WHAT’S FOR BREAKFAST?
Most peopl
e find that it’s pretty easy to eat Atkins style at lunch and dinner, and it is at breakfast too if you get “egg-cited” about the myriad ways in which eggs can be prepared. But if eggs aren’t your thing, you’ll need to get a bit more creative, as we explain below. Americans have grown up equating the first meal of the day with sugar, in the form of sweetened cereal, jelly doughnuts, juice drinks, toaster pastries, and other foods of dubious value. But in most other countries, breakfasts are much more varied. The Japanese often have soup for breakfast, the Scandinavians delight in smoked fish. Time to broaden your own horizons.

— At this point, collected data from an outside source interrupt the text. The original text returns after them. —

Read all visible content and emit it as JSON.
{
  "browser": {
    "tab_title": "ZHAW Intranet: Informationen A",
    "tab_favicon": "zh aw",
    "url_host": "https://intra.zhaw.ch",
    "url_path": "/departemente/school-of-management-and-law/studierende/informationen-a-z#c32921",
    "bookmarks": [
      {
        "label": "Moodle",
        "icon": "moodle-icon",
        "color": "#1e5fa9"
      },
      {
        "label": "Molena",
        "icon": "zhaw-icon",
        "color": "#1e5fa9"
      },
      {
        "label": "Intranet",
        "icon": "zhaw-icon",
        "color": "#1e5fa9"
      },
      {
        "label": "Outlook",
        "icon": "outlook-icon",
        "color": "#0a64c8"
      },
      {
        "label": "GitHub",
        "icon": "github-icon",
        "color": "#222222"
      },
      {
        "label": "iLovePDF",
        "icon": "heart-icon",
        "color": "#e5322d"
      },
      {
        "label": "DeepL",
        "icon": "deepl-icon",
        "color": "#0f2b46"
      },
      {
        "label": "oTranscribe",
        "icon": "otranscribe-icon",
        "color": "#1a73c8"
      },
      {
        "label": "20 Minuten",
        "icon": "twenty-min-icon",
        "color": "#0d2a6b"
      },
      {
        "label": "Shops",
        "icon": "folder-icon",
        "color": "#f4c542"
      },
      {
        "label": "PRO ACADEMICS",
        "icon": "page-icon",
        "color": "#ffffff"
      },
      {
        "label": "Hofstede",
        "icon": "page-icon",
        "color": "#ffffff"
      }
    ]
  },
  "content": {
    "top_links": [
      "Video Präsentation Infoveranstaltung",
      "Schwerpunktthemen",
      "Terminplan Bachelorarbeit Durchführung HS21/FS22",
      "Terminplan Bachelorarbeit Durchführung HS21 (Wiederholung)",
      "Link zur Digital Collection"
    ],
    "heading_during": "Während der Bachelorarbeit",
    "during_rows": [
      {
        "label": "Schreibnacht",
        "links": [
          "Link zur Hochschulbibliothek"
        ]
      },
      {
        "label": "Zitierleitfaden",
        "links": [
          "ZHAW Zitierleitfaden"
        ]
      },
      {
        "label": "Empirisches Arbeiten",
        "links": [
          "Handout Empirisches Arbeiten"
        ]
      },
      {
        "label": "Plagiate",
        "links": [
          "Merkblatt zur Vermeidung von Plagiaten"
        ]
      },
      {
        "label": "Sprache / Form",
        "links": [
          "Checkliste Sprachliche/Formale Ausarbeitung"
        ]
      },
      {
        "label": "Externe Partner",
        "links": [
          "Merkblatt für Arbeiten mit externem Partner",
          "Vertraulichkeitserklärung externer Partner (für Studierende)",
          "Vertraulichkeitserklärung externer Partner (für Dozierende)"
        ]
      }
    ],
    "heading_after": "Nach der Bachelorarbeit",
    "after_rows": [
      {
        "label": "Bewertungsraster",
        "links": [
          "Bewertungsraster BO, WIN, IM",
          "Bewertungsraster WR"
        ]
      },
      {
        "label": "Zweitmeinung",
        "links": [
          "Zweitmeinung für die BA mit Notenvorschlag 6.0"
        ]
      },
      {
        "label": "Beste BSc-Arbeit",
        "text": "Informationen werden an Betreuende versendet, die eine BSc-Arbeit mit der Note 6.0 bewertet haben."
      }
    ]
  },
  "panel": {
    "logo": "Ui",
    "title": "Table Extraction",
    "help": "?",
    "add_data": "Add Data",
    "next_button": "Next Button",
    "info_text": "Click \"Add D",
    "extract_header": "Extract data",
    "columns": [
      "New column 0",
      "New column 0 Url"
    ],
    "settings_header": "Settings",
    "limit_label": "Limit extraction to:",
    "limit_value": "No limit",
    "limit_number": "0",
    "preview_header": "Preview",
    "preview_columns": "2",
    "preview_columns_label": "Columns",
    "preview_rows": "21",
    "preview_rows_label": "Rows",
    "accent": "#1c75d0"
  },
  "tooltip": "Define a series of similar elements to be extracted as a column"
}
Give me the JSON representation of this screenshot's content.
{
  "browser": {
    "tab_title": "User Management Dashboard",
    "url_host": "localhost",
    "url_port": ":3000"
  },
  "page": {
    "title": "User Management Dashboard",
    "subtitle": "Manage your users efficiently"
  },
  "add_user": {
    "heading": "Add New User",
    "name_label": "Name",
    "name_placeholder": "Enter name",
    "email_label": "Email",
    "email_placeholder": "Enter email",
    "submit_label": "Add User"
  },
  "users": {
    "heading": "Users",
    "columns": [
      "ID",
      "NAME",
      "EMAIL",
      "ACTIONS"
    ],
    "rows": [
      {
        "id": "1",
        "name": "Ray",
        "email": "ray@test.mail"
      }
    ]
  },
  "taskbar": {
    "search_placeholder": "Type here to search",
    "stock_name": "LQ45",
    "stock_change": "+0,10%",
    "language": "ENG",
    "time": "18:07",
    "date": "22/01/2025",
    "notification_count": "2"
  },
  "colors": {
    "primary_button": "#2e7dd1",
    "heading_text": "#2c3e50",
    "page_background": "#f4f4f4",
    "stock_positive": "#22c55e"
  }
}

Some of our Induction breakfast suggestions are variations of such dishes, and yes, we admit, there’s an egg here and there, but they’re a far cry from two over lightly. Remember, your goal is not just to control carbs but to also get sufficient protein and fat at every meal, including the first meal of the day. The following ideas, which all come in under 4 grams of Net Carbs, should add some variety to your morning repertoire. Some are portable, making them good for weekday mornings, and all serve one unless otherwise indicated.
• On-the-Run Roll-ups: Wrap slices of cheese and ham around a couple of cucumber spears and a dab of mayonnaise mixed with mustard. Use sliced turkey or roast beef instead and lettuce leaves or another vegetable. Or wrap cream cheese in smoked salmon.
• Chocolate-Coconut Shake: Blend 4 ounces unsweetened soy or almond milk, 2 tablespoons no-sugar-added coconut milk, 1 scoop unsweetened whey protein powder, 2 teaspoons unsweetened cocoa powder, ½ teaspoon vanilla extract, 3 ice cubes, and 1 packet sucralose (optional) in a blender until well mixed and frothy.
• Stuffed Peppers: Stuff half a bell pepper with a few tablespoons of pork or turkey bulk sausage and microwave for 10–15 minutes on high or in a 350°F. oven for 45 minutes. Pour off the excess fat, and serve with no-added-sugar salsa or, if desired, with a poached egg and/or grated cheese. Make a batch ahead of time and reheat individual portions.
• Corned Beef Hash. Instead of the potatoes called for in most recipes, use white turnips or chopped cauliflower. Or replace the corned beef with leftover chicken or turkey.